Today on the Journal, we've got a preview of the next Junji Ito book. Then next week we'll have a review of it. You see how this thing is starting to work? Yeah you do.
News. We here at The Journal didn't have time to get into the nature of Patreon's recent fee changes and the vocal outcry that followed in its wake before Patreon announced that they weren't going to change the fee structure after all. They're still going to have to do something--you know, to make that money--but what that is will be determined at a later, unspecified, date.
Reviews & Sundry. While Scott Adams stopped being a joke worth making a long time ago, I'm a sucker for didn't-see-that-coming thinkpieces on comics from publications that don't normally do them, and this Awl piece on Dilbert doesn't disappoint.
Somewhere along the way, Scott Adams became incapable of seeing the world clearly. He cannot see that he has made the antagonist of his cartoon the protagonist.

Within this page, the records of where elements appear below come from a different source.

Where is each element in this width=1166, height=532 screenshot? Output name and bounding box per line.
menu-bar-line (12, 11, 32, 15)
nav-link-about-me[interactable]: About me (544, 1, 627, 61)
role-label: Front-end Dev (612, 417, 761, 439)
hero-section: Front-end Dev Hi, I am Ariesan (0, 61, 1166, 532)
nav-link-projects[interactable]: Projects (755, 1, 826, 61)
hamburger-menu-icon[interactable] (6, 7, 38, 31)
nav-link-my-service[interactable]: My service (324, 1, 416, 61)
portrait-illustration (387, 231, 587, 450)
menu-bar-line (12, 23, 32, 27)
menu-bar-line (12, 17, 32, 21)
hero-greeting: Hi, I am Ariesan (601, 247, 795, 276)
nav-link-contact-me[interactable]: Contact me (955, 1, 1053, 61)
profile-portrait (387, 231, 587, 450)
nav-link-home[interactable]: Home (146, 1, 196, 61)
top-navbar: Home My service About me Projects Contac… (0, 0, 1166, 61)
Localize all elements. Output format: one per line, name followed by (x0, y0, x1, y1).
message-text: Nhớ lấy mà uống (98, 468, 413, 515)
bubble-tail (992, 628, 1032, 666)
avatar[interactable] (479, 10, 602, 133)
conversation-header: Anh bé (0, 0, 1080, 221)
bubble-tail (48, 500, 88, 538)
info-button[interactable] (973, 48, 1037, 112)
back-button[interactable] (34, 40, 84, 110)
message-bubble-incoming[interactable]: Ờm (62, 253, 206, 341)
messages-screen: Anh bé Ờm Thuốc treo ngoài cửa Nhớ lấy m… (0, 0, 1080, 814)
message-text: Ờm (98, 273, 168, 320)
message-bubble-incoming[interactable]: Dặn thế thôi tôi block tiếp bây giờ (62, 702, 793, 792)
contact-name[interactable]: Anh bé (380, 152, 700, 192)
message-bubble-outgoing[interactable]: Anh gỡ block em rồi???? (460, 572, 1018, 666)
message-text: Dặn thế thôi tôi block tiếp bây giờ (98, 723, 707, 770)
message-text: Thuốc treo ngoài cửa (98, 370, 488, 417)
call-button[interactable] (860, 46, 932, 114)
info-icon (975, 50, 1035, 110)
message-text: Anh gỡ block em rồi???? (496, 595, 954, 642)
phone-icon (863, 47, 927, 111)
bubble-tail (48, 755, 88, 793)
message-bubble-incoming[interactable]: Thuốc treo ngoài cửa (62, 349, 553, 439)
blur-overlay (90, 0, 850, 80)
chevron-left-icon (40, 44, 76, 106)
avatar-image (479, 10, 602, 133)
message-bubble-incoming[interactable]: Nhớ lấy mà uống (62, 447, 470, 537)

He cannot see that some of the reasons that he thought Trump would be a good president—i.e., could become a thorough expert on any geopolitical subject after an hour-long briefing—are some of the exact same barbs that he launched at management culture in the legacy-building peak of his satire. He cannot see the irony in suddenly yoking his reputation to a man whose signature move—before, during, and probably after his presidency—is abusing and then firing his own employees.
One can't, in good conscience, mention Dilbert with throwing out a plug for this old back and forth between Kim Thompson & the rest of the world regarding Dilbert--so here that very plug is.
There's only 145 of us reading the Noah Van Sciver's serialization of Fante Bukowski comics on Twitter at the time of this writing, which means there's only 145 people keeping up with some Mech-level funny. You know what to do.
I hadn't seen all these fake comic covers by Alex Degen before, maybe you have, but you didn't tell me about them, so nice job being a friend.